Julian Barnes y Pat Kavanagh |
Todo ello y el resto de sus emociones más
insondables forman parte de la oscuridad de la aflicción que jamás conseguimos
vencer, aunque se haya desplazado de sitio, y forman parte de lo que Julian
Barnes hace aflorar en estas breves prosas confesionales, escritas por alguien
que ha cruzado con inclemente consciencia los “trópicos del duelo” y que, en cierto
sentido, ha sido capaz de transformar la aflicción en un espacio moral, el
espacio donde dos personas que se
juntan, se imantan y son incapaces de contemplarse separadas por la muerte. El
repetido estribillo funciona aquí como clave interpretativa de un brillante juego compositivo en el que los dos
primeros relatos cobran sentido a la luz del tercero: la cartografía aflictiva
del propio escritor.
Francisco
Martínez Bouzas
Julian Barnes |
Fragmentos
“Estuvimos
juntos treinta años. Yo tenía treinta y dos cuando nos conocimos, sesenta y dos
cuando murió. El alma de mi vida; la vida de mi alma. Y aunque ella odiaba la
idea de envejecer -a los veinte años pensaba que no pasaría de los cuarenta-, yo
confié felizmente en la continuidad de nuestra convivencia: en que las cosas se
volverían más lentas y sosegadas, en la rememoración conjunta. Me imaginaba
cuidándola; hasta habría podido -aunque no lo hice- imaginarme, al igual que
Nadar, que le retiraba el pelo de las sienes afásicas, que aprendía la función
de la enfermera tierna (y carece de importancia el hecho de que ella hubiera
detestado esta dependencia). En cambio, desde un verano hasta el otoño
siguiente hubo inquietud, alarma, miedo, terror. Pasaron treinta y siete días
desde el diagnóstico hasta la muerte. En
todo momento procuré no mirar a otro lado, siempre intenté afrontarlo; y de ello
nació una especie de lucidez demente. Casi todas las noches, cuando salía del
hospital, me sorprendía mirando con rencor a los pasajeros de un autobús que
simplemente volvían a su casa al final de la jornada. ¿Cómo podían estar allí
sentados ociosamente, ignorantes, con aquel perfil de indiferencia, cuando el
mundo estaba a punto de cambiar?”
…..
“No
creo que volveré a verla. Nunca la veré, oiré, tocaré, abrazaré, escucharé,
reiré con ella; nunca más aguardaré sus pasos, sonreiré al oír que se abre una
puerta, acoplaré su cuerpo al mío, el mío al suyo. Tampoco creo que volveré a
encontrarla en alguna forma desmaterializada. Creo que la muerte es la muerte.

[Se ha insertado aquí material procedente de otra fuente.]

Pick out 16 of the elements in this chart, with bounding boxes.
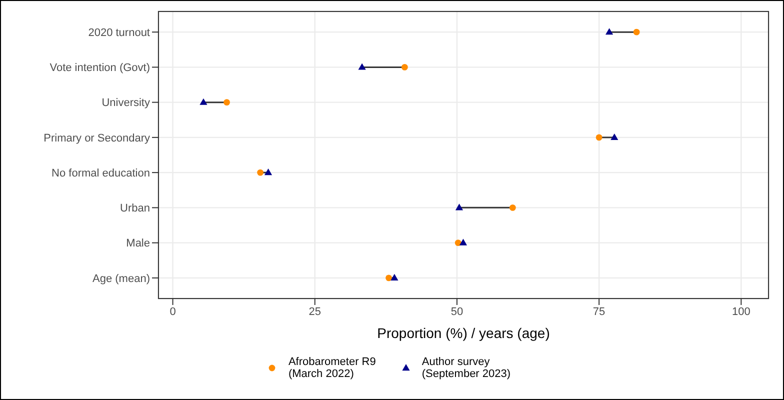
legend-label: Author survey (September 2023) [422,356,511,380]
y-tick-label: Vote intention (Govt) [50,62,150,74]
x-tick-label: 0 [170,306,176,318]
legend-label: Afrobarometer R9 (March 2022) [288,356,376,380]
x-tick-label: 100 [732,306,750,318]
y-tick-label: University [102,97,150,110]
x-tick-label: 50 [450,306,464,318]
y-tick-label: Age (mean) [92,272,150,285]
x-tick-label: 75 [592,306,606,318]
x-axis-title: Proportion (%) / years (age) [377,325,550,341]
y-tick-label: 2020 turnout [88,26,150,39]
y-tick-label: No formal education [52,167,150,180]
x-tick-label: 25 [308,306,321,318]
y-tick-label: Urban [120,202,150,215]
y-tick-label: Primary or Secondary [44,132,150,144]
y-tick-label: Male [126,238,150,250]
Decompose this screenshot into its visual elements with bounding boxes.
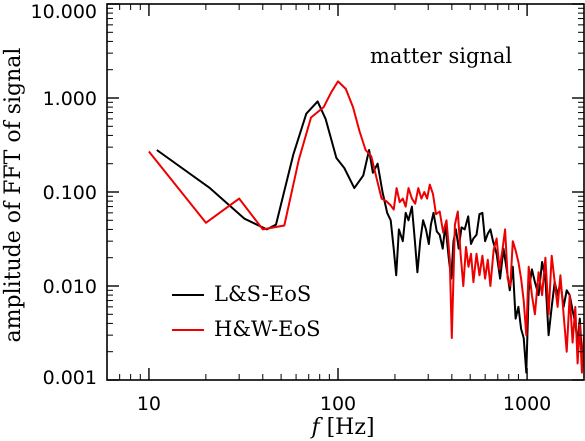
x-tick-label: 1000 (503, 393, 551, 415)
x-tick-label: 100 (320, 393, 356, 415)
y-tick-label: 10.000 (31, 1, 97, 23)
y-tick-label: 1.000 (43, 88, 97, 110)
label-layer: 10 100 1000 0.001 0.010 0.100 1.000 10.000 (31, 1, 552, 415)
legend: L&S-EoS H&W-EoS (172, 282, 321, 341)
y-tick-label: 0.100 (43, 182, 97, 204)
legend-label-hw: H&W-EoS (214, 317, 321, 341)
series-line-1 (148, 80, 584, 374)
chart-annotation: matter signal (370, 44, 512, 68)
tick-layer (106, 3, 585, 381)
plot-frame (106, 3, 585, 381)
y-tick-label: 0.010 (43, 276, 97, 298)
legend-label-ls: L&S-EoS (214, 282, 311, 306)
series-layer (148, 80, 584, 374)
y-axis-label: amplitude of FFT of signal (1, 48, 26, 343)
x-tick-label: 10 (137, 393, 161, 415)
x-axis-label: f [Hz] (309, 415, 374, 440)
y-tick-label: 0.001 (43, 367, 97, 389)
x-axis-label-unit: [Hz] (320, 415, 375, 440)
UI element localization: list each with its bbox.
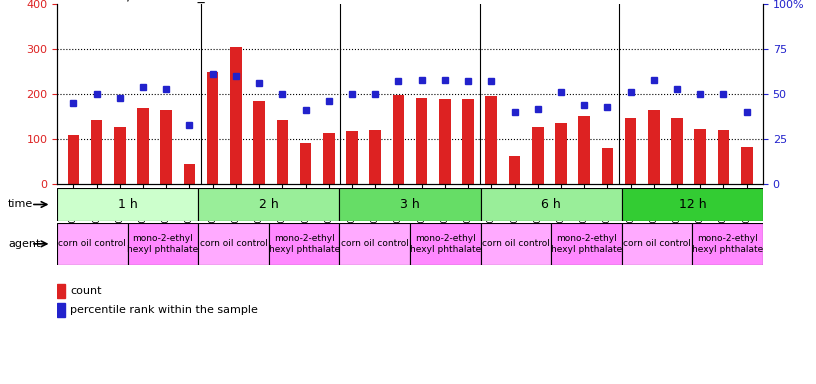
Bar	[601, 148, 613, 184]
Text: corn oil control: corn oil control	[623, 239, 691, 248]
Text: mono-2-ethyl
hexyl phthalate: mono-2-ethyl hexyl phthalate	[268, 234, 339, 253]
Bar	[346, 131, 357, 184]
Bar	[579, 116, 590, 184]
FancyBboxPatch shape	[339, 223, 410, 265]
FancyBboxPatch shape	[693, 223, 763, 265]
Text: corn oil control: corn oil control	[482, 239, 550, 248]
Bar	[114, 127, 126, 184]
Bar	[68, 135, 79, 184]
Bar	[508, 156, 521, 184]
Text: count: count	[70, 286, 102, 296]
Text: agent: agent	[8, 239, 41, 249]
Bar	[741, 147, 752, 184]
Text: 6 h: 6 h	[541, 198, 561, 211]
Bar	[694, 129, 706, 184]
Text: time: time	[8, 199, 33, 210]
FancyBboxPatch shape	[127, 223, 198, 265]
FancyBboxPatch shape	[622, 223, 693, 265]
FancyBboxPatch shape	[552, 223, 622, 265]
Bar	[416, 98, 428, 184]
Text: percentile rank within the sample: percentile rank within the sample	[70, 305, 258, 315]
Bar	[277, 120, 288, 184]
FancyBboxPatch shape	[410, 223, 481, 265]
Bar	[253, 101, 265, 184]
FancyBboxPatch shape	[481, 223, 552, 265]
Bar	[57, 303, 65, 317]
Bar	[184, 164, 195, 184]
Bar	[137, 108, 149, 184]
Text: corn oil control: corn oil control	[200, 239, 268, 248]
Text: 2 h: 2 h	[259, 198, 279, 211]
Bar	[207, 73, 219, 184]
FancyBboxPatch shape	[481, 188, 622, 221]
Bar	[91, 120, 102, 184]
Bar	[439, 99, 450, 184]
Text: 3 h: 3 h	[400, 198, 420, 211]
Bar	[161, 110, 172, 184]
Text: mono-2-ethyl
hexyl phthalate: mono-2-ethyl hexyl phthalate	[410, 234, 481, 253]
Bar	[718, 130, 730, 184]
Bar	[463, 99, 474, 184]
Bar	[57, 284, 65, 298]
FancyBboxPatch shape	[57, 223, 127, 265]
Text: corn oil control: corn oil control	[341, 239, 409, 248]
Bar	[672, 118, 683, 184]
Text: mono-2-ethyl
hexyl phthalate: mono-2-ethyl hexyl phthalate	[127, 234, 198, 253]
Bar	[392, 95, 404, 184]
FancyBboxPatch shape	[339, 188, 481, 221]
Text: 12 h: 12 h	[679, 198, 706, 211]
Bar	[648, 110, 659, 184]
Bar	[532, 127, 543, 184]
FancyBboxPatch shape	[269, 223, 339, 265]
Text: GDS1881 / 1385527_at: GDS1881 / 1385527_at	[57, 0, 219, 3]
Text: 1 h: 1 h	[118, 198, 138, 211]
Text: mono-2-ethyl
hexyl phthalate: mono-2-ethyl hexyl phthalate	[692, 234, 763, 253]
Bar	[299, 143, 312, 184]
FancyBboxPatch shape	[57, 188, 198, 221]
Bar	[230, 47, 242, 184]
Bar	[323, 133, 335, 184]
FancyBboxPatch shape	[198, 223, 269, 265]
Bar	[625, 118, 636, 184]
Bar	[486, 96, 497, 184]
Bar	[555, 123, 567, 184]
Text: corn oil control: corn oil control	[59, 239, 126, 248]
FancyBboxPatch shape	[622, 188, 763, 221]
Bar	[370, 130, 381, 184]
FancyBboxPatch shape	[198, 188, 339, 221]
Text: mono-2-ethyl
hexyl phthalate: mono-2-ethyl hexyl phthalate	[551, 234, 622, 253]
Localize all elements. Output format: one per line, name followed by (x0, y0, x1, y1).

Hay quien cree que el duelo es una especie de autocompasión, violenta, pero
justificable; otros piensan que es simplemente nuestro reflejo en la mirada de
la muerte; otros dicen que se apiadan del superviviente, porque es el que
padece, mientras que la persona amada ya no sufre. Estos criterios intentan
afrontar la aflicción minimizándola; y hacen lo mismo con la muerte. Es cierto
que parte de mi congoja se centra en mi mismo -mira lo que he perdido, mira
cómo se ha empobrecido mi vida-, pero más, mucho más, y ha sido así desde el
principio, en ella: mira lo que se ha
perdido, ahora que ha perdido la vida. Su cuerpo, su espíritu; su radiante
curiosidad por la vida. A veces da la impresión de que la propia vida es la que
más ha perdido, la parte más perjudicada realmente, porque ya no es objeto de
la radiante curiosidad de mi mujer.”
…..
“Le
dije a uno de los pocos cristianos que conozco que mi mujer estaba gravemente
enferma. Me respondió que rezaría por ella. No puse reparos, pero
espantosamente pronto tuve que informarle, no sin amargura de que su dios no
parecía haber sido muy eficaz. Me contestó: «¿Has pensado alguna vez que ella
podría haber sufrido mucho más?» Ah, pensé, o sea que eso es todo lo que tu
pálido galileo y su papá pueden hacer.”
(Julian Barnes, Niveles de vida, páginas
84-85, 96, 115)
Muy bien tratado....
ResponderEliminarSaludos
Me siento conmovido por esos fragmentos, amigo. Un libro sobrecogedor a mi juicio. No había leído nada del autor, y me alegro mucho de que gracias a ti entre en contacto con él. Un abrazo.